Because I plan on going into research I can’t speak much to the job prospects, but I know two things from talking to academics:
- Neuroscience is a very rich field where little is still known, and it's less popular than the other up-and-coming field of comp sci, so the job market will be pretty good.
- It's incredibly difficult to get a job in science with just a bachelor's degree. If medical school doesn't work out you should still work for at least a master's, and know that nearly all your job competition will have a doctorate.
so is cogsci bad for premed?
how about psychology or psychobio at ucla?
My premed daughter is graduating from Ucla in psychobiology. It is definitely easier than biochemistry which she initially started with, and has maintained a 3.91 gpa in three years of studying in there (graduating in her third year). So shouldn’t be that difficult.
What med school is she going to, and what is her MCAT ?
also is it easy to switch majors at UCLA?
JMHO, but…
If I wanted to major in CogSci in order to work in UX or continue to grad school and do CogSci research, then UCSD CogSci would be the best program in the UC system, hands down.
But, if I wanted to use CogSci as a broad-based interdisciplinary undergrad premed degree, then I would major in CogSci at Davis, Irvine, or Santa Cruz.
UCLA has a “Linguistics and Computer Science” BA in Arts & Sciences, which could be a great program if those aspects of CogSci interest you, but it wouldn’t be super efficient as a pre-med major.
The fork in the road here is that, to maximize your med school potential, you need to prioritize GPA and pre-med courses.

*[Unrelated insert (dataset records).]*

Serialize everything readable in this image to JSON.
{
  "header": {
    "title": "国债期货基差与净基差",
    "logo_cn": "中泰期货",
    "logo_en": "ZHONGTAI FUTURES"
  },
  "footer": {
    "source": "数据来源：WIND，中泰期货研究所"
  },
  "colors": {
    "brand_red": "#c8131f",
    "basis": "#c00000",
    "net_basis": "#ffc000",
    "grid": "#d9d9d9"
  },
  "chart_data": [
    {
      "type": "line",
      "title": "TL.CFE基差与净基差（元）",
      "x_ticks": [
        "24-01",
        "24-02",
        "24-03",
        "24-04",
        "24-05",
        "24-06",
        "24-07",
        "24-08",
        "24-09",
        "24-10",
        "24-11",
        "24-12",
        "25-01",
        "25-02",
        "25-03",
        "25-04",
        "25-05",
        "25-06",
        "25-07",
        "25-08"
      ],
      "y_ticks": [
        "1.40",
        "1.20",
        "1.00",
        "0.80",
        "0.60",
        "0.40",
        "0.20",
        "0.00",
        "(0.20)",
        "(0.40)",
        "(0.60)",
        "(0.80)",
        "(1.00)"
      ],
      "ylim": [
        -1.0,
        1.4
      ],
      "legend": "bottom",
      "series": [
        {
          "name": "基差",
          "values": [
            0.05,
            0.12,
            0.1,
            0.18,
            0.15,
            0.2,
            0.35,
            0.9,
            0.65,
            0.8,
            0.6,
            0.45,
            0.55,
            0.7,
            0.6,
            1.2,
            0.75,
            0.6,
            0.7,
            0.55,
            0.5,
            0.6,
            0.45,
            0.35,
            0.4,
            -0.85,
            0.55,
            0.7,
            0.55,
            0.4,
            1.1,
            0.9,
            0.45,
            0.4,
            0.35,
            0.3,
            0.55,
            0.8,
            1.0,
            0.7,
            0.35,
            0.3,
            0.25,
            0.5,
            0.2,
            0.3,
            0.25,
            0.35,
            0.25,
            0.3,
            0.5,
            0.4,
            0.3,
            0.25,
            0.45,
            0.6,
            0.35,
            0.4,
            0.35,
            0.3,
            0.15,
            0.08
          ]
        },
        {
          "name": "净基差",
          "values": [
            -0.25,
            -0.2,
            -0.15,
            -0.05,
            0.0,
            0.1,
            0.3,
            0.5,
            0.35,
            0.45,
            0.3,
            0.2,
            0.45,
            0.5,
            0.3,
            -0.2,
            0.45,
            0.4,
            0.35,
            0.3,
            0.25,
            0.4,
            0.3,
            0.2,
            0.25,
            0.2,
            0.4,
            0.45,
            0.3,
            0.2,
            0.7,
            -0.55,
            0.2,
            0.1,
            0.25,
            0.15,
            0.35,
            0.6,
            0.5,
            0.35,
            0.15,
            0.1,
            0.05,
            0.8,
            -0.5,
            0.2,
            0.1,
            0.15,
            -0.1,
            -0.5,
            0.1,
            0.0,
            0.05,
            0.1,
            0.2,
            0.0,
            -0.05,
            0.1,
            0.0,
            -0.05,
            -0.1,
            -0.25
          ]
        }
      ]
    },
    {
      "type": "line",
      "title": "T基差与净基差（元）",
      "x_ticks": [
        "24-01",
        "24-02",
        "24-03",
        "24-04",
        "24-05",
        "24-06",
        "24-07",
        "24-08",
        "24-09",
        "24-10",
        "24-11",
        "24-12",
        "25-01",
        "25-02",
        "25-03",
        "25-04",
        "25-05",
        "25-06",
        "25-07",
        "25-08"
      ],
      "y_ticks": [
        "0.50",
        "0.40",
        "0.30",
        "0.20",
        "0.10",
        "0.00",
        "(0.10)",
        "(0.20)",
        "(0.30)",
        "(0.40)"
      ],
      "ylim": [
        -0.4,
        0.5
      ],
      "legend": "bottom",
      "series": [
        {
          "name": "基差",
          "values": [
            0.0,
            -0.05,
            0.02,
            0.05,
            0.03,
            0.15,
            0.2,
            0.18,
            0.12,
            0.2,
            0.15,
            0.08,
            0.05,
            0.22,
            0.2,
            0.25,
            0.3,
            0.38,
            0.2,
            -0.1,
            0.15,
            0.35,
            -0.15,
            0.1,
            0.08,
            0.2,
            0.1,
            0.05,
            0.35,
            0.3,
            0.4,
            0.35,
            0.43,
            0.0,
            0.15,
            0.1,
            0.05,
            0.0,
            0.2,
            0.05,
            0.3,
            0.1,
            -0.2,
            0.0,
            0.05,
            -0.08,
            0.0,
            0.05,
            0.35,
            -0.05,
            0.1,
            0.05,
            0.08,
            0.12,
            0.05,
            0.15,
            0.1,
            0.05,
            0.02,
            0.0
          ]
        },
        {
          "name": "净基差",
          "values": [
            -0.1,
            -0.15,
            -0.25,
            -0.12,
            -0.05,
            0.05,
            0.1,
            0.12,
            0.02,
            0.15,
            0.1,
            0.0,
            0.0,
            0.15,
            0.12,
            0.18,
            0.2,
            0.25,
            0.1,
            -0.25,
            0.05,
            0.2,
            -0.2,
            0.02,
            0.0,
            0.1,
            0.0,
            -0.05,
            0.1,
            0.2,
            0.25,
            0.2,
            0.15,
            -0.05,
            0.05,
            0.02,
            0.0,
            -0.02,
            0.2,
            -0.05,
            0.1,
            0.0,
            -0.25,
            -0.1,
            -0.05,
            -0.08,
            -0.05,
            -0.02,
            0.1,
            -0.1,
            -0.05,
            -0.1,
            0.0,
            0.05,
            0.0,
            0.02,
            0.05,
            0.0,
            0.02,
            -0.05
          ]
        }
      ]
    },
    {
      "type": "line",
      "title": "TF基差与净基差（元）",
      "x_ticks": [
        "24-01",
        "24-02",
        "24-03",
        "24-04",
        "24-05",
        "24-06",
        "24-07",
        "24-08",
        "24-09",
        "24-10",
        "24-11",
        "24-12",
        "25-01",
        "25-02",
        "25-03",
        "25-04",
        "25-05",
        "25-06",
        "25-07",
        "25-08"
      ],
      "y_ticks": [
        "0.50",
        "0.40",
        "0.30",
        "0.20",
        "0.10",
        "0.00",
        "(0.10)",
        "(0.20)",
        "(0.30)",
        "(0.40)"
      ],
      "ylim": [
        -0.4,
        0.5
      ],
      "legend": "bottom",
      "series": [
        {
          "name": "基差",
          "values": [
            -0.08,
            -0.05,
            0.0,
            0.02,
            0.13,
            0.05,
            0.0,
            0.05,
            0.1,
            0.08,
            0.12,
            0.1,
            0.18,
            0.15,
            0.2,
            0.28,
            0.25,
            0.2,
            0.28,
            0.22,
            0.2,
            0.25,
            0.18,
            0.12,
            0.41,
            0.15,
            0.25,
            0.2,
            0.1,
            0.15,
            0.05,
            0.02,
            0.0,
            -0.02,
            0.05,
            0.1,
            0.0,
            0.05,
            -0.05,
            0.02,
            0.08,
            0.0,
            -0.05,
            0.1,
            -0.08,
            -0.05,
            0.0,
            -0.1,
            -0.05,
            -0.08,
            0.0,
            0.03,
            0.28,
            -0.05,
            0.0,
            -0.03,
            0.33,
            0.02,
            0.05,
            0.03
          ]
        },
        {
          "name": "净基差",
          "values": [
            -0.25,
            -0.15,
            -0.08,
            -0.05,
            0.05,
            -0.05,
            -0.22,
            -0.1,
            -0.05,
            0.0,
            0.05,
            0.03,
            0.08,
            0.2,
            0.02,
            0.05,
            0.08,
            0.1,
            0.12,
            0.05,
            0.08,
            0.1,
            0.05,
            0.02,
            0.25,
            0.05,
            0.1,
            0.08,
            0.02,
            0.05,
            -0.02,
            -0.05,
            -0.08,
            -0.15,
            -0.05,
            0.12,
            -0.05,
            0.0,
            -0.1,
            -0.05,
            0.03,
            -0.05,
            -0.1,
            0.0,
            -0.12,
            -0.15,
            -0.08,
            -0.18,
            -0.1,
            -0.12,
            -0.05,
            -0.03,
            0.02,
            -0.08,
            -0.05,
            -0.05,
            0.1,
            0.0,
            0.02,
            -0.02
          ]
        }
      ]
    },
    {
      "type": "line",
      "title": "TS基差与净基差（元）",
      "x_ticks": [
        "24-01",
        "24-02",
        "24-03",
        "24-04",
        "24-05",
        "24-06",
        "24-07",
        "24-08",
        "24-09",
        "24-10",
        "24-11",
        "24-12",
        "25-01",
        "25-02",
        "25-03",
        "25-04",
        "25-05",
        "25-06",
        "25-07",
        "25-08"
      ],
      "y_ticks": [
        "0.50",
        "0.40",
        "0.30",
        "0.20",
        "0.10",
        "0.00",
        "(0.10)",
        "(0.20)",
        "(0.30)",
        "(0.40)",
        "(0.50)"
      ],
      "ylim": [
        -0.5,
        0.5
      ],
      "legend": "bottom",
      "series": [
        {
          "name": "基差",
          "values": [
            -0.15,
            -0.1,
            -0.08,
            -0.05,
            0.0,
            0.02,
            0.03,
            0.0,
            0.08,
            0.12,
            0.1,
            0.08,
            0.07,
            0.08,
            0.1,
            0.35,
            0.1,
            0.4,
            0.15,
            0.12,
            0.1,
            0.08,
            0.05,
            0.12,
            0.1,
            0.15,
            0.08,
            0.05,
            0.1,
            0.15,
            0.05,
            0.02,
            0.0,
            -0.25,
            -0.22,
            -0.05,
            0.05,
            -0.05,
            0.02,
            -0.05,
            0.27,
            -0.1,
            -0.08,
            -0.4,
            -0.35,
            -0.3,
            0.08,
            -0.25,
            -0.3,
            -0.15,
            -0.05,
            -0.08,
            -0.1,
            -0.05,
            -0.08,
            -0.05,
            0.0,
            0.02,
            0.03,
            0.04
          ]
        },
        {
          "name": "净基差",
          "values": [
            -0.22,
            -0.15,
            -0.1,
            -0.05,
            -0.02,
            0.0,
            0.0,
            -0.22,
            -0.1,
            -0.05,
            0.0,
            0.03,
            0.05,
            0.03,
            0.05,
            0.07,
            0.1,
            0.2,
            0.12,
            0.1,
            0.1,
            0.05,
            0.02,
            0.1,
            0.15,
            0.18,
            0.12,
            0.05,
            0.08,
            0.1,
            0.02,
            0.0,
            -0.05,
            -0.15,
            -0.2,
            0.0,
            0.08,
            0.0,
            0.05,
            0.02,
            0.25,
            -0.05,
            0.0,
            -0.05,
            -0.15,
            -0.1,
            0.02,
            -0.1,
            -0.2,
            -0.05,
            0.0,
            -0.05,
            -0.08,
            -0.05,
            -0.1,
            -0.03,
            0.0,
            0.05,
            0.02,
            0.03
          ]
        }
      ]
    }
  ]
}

Whereas, to maximize immediate employability with an undergrad CogSci degree, the more CompSci heavy the program, the better. (And if you want to aim for an academic grad program, rather than a clinical one, then the priorities are different still.) If you don’t know yet which direction you may want to take, then opt for schools where you have the most flexibility.
CogSci isn’t “bad for premed” per se; the requirements just vary a lot from school to school, making some requirements easier to combine with med school prereqs than others. Programs range from psych-heavy programs like Occidental (which didn’t even have a computer science major until last year), to very computation-heavy programs like Carnegie Mellon. I do recommend that if you want to major in CogSci, you choose a school that has an actual CogSci DEPARTMENT or at least houses the program within a single department. Schools that assemble a CogSci degree out of requirements from an assortment of departments, without giving CogSci students a departmental “home,” tend to shortchange those students in terms of faculty support and mentoring.
And be clear whether you’re looking for the opportunity to delve deeply into a specialty area (whether that be psych, linguistics, computation, design, or other) or whether you’re just using the broadness of the major to get a basic “mile wide and inch deep” undergrad education before moving on to get your depth in grad school.